第16回
カタクリは堪え忍ぶ花だった
2015.03.30 [西原 升麻]
もう一つの特徴は花の色で、ピンクの言葉が充てられます。ただ、同じピンクでもサクラやモモの明るい色と違って、カタクリは少し紫がかった色のせいか憂いをおびた感じのピンクと言えます。そして、サクラもそうですが、奥の方に模様があります。カタクリの場合は赤紫の太い縁取りで三山の形、花びら片のようにも見えます。昆虫にとっては下から見るとこれが花びらのように見えるのでしょうか?
カタクリのピンクは少し紫系
サクラ(ソメイヨシノ)は明るく薄いピンク
カタクリは花びらの中にまた花びらが
サクラ(河津)の模様は少しぼやけ気味
それからオシベ、いやその先端にある花粉袋が面白く、少し拡大するとまるで風防マイクロホンかチョコスティック菓子のように見えます。花の大きさに比べこれだけ大きいのは、咲いている期間が短いから花粉の量を増やしたのか? とも思えてしまいます。
写真を逆さまにしてみました
確かにカタクリは1年のうち2,3ヶ月しか地上で生活をせず、大半は地下生活なので光が不足するのでしょう。

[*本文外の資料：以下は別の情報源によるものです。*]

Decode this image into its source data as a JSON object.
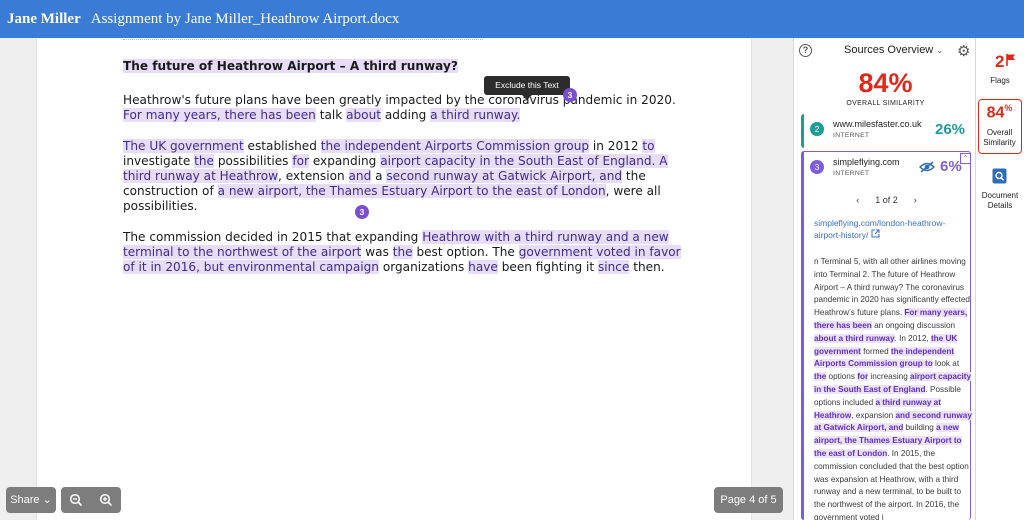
{
  "header": {
    "user": "Jane Miller",
    "doc_title": "Assignment by Jane Miller_Heathrow Airport.docx"
  },
  "document": {
    "title": "The future of Heathrow Airport – A third runway?",
    "tooltip": "Exclude this Text",
    "marker": "3",
    "p1": {
      "a": "Heathrow's future plans have been greatly impacted by the coronavirus pandemic in 2020. ",
      "b": "For many years, there has been",
      "c": " talk ",
      "d": "about",
      "e": " adding ",
      "f": "a third runway."
    },
    "p2": {
      "a": "The UK government",
      "b": " established ",
      "c": "the independent Airports Commission group",
      "d": " in 2012 ",
      "e": "to",
      "f": " investigate ",
      "g": "the",
      "h": " possibilities ",
      "i": "for",
      "j": " expanding ",
      "k": "airport capacity in the South East of England. A third runway at Heathrow",
      "l": ", extension ",
      "m": "and",
      "n": " a ",
      "o": "second runway at Gatwick Airport, and",
      "p": " the construction of ",
      "q": "a new airport, the Thames Estuary Airport to the east of London",
      "r": ", were all possibilities."
    },
    "p3": {
      "a": "The commission decided in 2015 that expanding ",
      "b": "Heathrow with a third runway and a new terminal to the northwest of the airport",
      "c": " was ",
      "d": "the",
      "e": " best option. The ",
      "f": "government voted in favor of it in 2016, but environmental campaign",
      "g": " organizations ",
      "h": "have",
      "i": " been fighting it ",
      "j": "since",
      "k": " then."
    }
  },
  "controls": {
    "share": "Share ⌄",
    "page_counter": "Page 4 of 5"
  },
  "panel": {
    "title": "Sources Overview",
    "overall_pct": "84%",
    "overall_label": "OVERALL SIMILARITY",
    "sources": [
      {
        "num": "2",
        "url": "www.milesfaster.co.uk",
        "type": "INTERNET",
        "pct": "26%",
        "color": "#1e9c98"
      },
      {
        "num": "3",
        "url": "simpleflying.com",
        "type": "INTERNET",
        "pct": "6%",
        "color": "#7c5de0"
      }
    ],
    "pager": "1 of 2",
    "link": "simpleflying.com/london-heathrow-airport-history/",
    "text": [
      {
        "t": "n Terminal 5, with all other airlines moving into Terminal 2. The future of Heathrow Airport – A third runway? The coronavirus pandemic in 2020 has significantly effected Heathrow’s future plans. "
      },
      {
        "t": "For many years, there has been",
        "m": true
      },
      {
        "t": " an ongoing discussion "
      },
      {
        "t": "about a third runway",
        "m": true
      },
      {
        "t": ". In 2012, "
      },
      {
        "t": "the UK government",
        "m": true
      },
      {
        "t": " formed "
      },
      {
        "t": "the independent Airports Commission group to",
        "m": true
      },
      {
        "t": " look at "
      },
      {
        "t": "the",
        "m": true
      },
      {
        "t": " options "
      },
      {
        "t": "for",
        "m": true
      },
      {
        "t": " increasing "
      },
      {
        "t": "airport capacity in the South East of England",
        "m": true
      },
      {
        "t": ". Possible options included "
      },
      {
        "t": "a third runway at Heathrow",
        "m": true
      },
      {
        "t": ", expansion "
      },
      {
        "t": "and second runway at Gatwick Airport, and",
        "m": true
      },
      {
        "t": " building "
      },
      {
        "t": "a new airport, the Thames Estuary Airport to the east of London",
        "m": true
      },
      {
        "t": ". In 2015, the commission concluded that the best option was expansion at Heathrow, with a third runway and a new terminal, to be built to the northwest of the airport. In 2016, the government voted i"
      }
    ]
  },
  "rail": {
    "flags_count": "2",
    "flags_label": "Flags",
    "sim_pct": "84",
    "sim_pct_sign": "%",
    "sim_label_1": "Overall",
    "sim_label_2": "Similarity",
    "doc_label_1": "Document",
    "doc_label_2": "Details"
  },
  "colors": {
    "header": "#3a7bd5",
    "accent_red": "#e0281b",
    "highlight": "#e8ddf9",
    "purple": "#7c5de0",
    "teal": "#1e9c98"
  }
}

発芽してから何年も葉だけで過ごし花は咲かず、栄養をため込むことに専念するようです。そして苦節8年以上経って、やっとのことで咲くようになるのだとか…。
そう言えばセツブンソウやフクジュソウも発芽から咲くまでに3年以上かかると言いますから、桃栗三年…ではないですが、「節福三年片栗八年」(字余りだけど)と言えそうです。

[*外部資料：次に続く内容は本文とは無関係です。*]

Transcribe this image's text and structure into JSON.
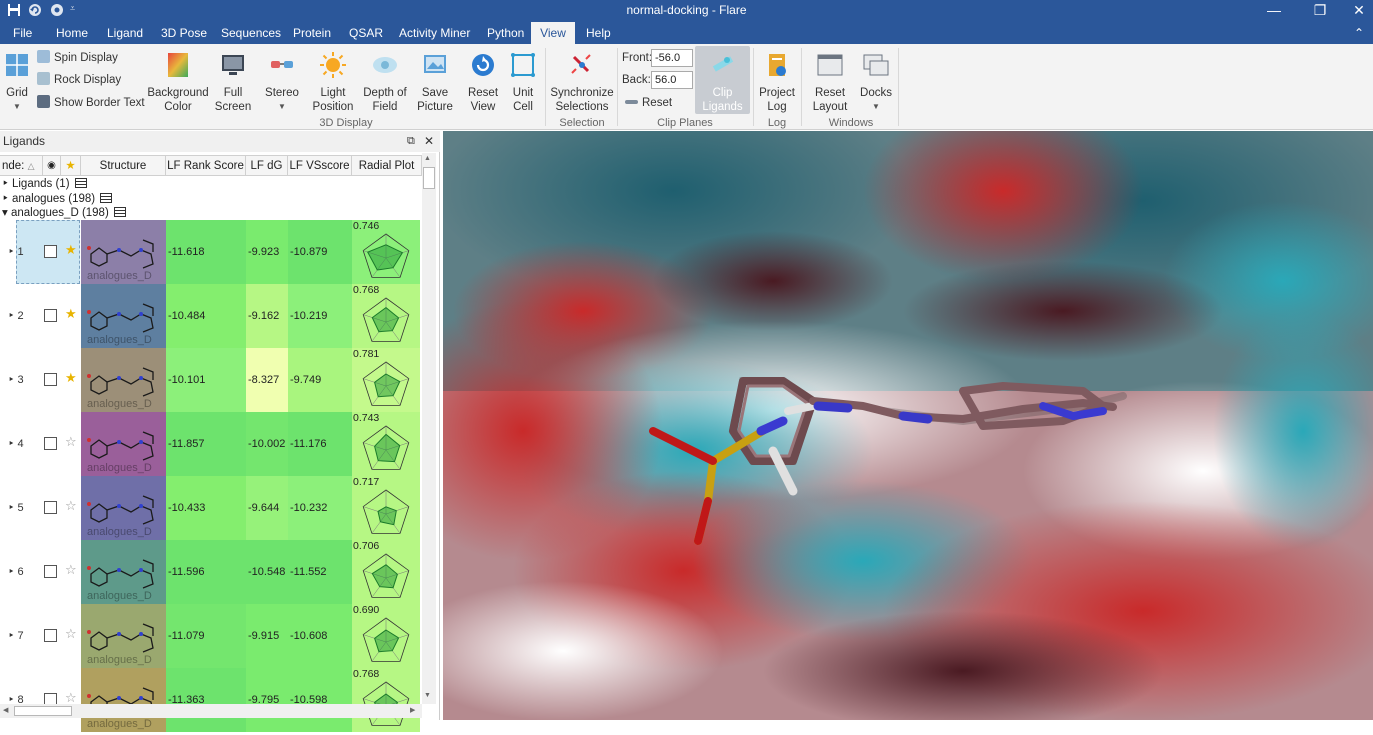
{
  "window": {
    "title": "normal-docking - Flare",
    "minimize": "—",
    "maximize": "❐",
    "close": "✕",
    "collapse_ribbon": "⌃"
  },
  "menu": {
    "items": [
      "File",
      "Home",
      "Ligand",
      "3D Pose",
      "Sequences",
      "Protein",
      "QSAR",
      "Activity Miner",
      "Python",
      "View",
      "Help"
    ],
    "active": "View"
  },
  "ribbon": {
    "grid": "Grid",
    "spin_display": "Spin Display",
    "rock_display": "Rock Display",
    "show_border_text": "Show Border Text",
    "background_color": "Background\nColor",
    "full_screen": "Full\nScreen",
    "stereo": "Stereo",
    "light_position": "Light\nPosition",
    "depth_of_field": "Depth of\nField",
    "save_picture": "Save\nPicture",
    "reset_view": "Reset\nView",
    "unit_cell": "Unit\nCell",
    "group_3d_display": "3D Display",
    "synchronize_selections": "Synchronize\nSelections",
    "group_selection": "Selection",
    "front_label": "Front:",
    "front_value": "-56.0",
    "back_label": "Back:",
    "back_value": "56.0",
    "reset": "Reset",
    "clip_ligands": "Clip\nLigands",
    "group_clip_planes": "Clip Planes",
    "project_log": "Project\nLog",
    "group_log": "Log",
    "reset_layout": "Reset\nLayout",
    "docks": "Docks",
    "group_windows": "Windows"
  },
  "ligands_panel": {
    "title": "Ligands",
    "columns": {
      "index": "nde:",
      "structure": "Structure",
      "lf_rank_score": "LF Rank Score",
      "lf_dg": "LF dG",
      "lf_vsscore": "LF VSscore",
      "radial_plot": "Radial Plot"
    },
    "tree": [
      {
        "label": "Ligands (1)"
      },
      {
        "label": "analogues (198)"
      },
      {
        "label": "analogues_D (198)"
      }
    ],
    "rows": [
      {
        "index": "1",
        "starred": true,
        "struct_label": "analogues_D",
        "rank": "-11.618",
        "dg": "-9.923",
        "vs": "-10.879",
        "radial": "0.746",
        "struct_bg": "#8c7fa8",
        "rank_bg": "#6de36d",
        "dg_bg": "#7aeb6e",
        "vs_bg": "#6de36d",
        "radial_bg": "#8cf07a",
        "shape": [
          0.55,
          0.72,
          0.5,
          0.62,
          0.8
        ]
      },
      {
        "index": "2",
        "starred": true,
        "struct_label": "analogues_D",
        "rank": "-10.484",
        "dg": "-9.162",
        "vs": "-10.219",
        "radial": "0.768",
        "struct_bg": "#5e7fa0",
        "rank_bg": "#84ee6e",
        "dg_bg": "#b6f784",
        "vs_bg": "#8cf07a",
        "radial_bg": "#b6f784",
        "shape": [
          0.6,
          0.55,
          0.45,
          0.5,
          0.6
        ]
      },
      {
        "index": "3",
        "starred": true,
        "struct_label": "analogues_D",
        "rank": "-10.101",
        "dg": "-8.327",
        "vs": "-9.749",
        "radial": "0.781",
        "struct_bg": "#9c8f78",
        "rank_bg": "#8cf07a",
        "dg_bg": "#f0ffb0",
        "vs_bg": "#a9f57e",
        "radial_bg": "#c4f98c",
        "shape": [
          0.5,
          0.6,
          0.5,
          0.55,
          0.5
        ]
      },
      {
        "index": "4",
        "starred": false,
        "struct_label": "analogues_D",
        "rank": "-11.857",
        "dg": "-10.002",
        "vs": "-11.176",
        "radial": "0.743",
        "struct_bg": "#9a5f9a",
        "rank_bg": "#6de36d",
        "dg_bg": "#74e66e",
        "vs_bg": "#6de36d",
        "radial_bg": "#b6f784",
        "shape": [
          0.65,
          0.6,
          0.6,
          0.55,
          0.5
        ]
      },
      {
        "index": "5",
        "starred": false,
        "struct_label": "analogues_D",
        "rank": "-10.433",
        "dg": "-9.644",
        "vs": "-10.232",
        "radial": "0.717",
        "struct_bg": "#6f6fa8",
        "rank_bg": "#84ee6e",
        "dg_bg": "#96f27a",
        "vs_bg": "#8cf07a",
        "radial_bg": "#b6f784",
        "shape": [
          0.3,
          0.45,
          0.55,
          0.4,
          0.35
        ]
      },
      {
        "index": "6",
        "starred": false,
        "struct_label": "analogues_D",
        "rank": "-11.596",
        "dg": "-10.548",
        "vs": "-11.552",
        "radial": "0.706",
        "struct_bg": "#5e9a8a",
        "rank_bg": "#6de36d",
        "dg_bg": "#6de36d",
        "vs_bg": "#6de36d",
        "radial_bg": "#b6f784",
        "shape": [
          0.55,
          0.5,
          0.5,
          0.45,
          0.6
        ]
      },
      {
        "index": "7",
        "starred": false,
        "struct_label": "analogues_D",
        "rank": "-11.079",
        "dg": "-9.915",
        "vs": "-10.608",
        "radial": "0.690",
        "struct_bg": "#9aa86f",
        "rank_bg": "#74e66e",
        "dg_bg": "#7aeb6e",
        "vs_bg": "#7aeb6e",
        "radial_bg": "#b6f784",
        "shape": [
          0.5,
          0.55,
          0.45,
          0.5,
          0.5
        ]
      },
      {
        "index": "8",
        "starred": false,
        "struct_label": "analogues_D",
        "rank": "-11.363",
        "dg": "-9.795",
        "vs": "-10.598",
        "radial": "0.768",
        "struct_bg": "#b0a05f",
        "rank_bg": "#6de36d",
        "dg_bg": "#7aeb6e",
        "vs_bg": "#7aeb6e",
        "radial_bg": "#b6f784",
        "shape": [
          0.5,
          0.5,
          0.5,
          0.5,
          0.5
        ]
      }
    ]
  }
}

カタクリは多くの県で絶滅危惧種になっていて、全国的に数も減り、群生地では人の保護が必要な状態が続いています。人知れず咲いているカタクリに出合える機会は少なくなったようです。
カタクリは発芽から何年も片葉の状態が続くとか…
花見の定番であるサクラが散り際の美とはかなさで日本人の心に響くとすれば、カタクリは辛抱強い生き様と憂いに満ちた容姿・花色が我々の共感を呼ぶような気がします。どんちゃん騒ぎには向いていませんが、たまには静かなカタクリの花見もオツなものかもしれません。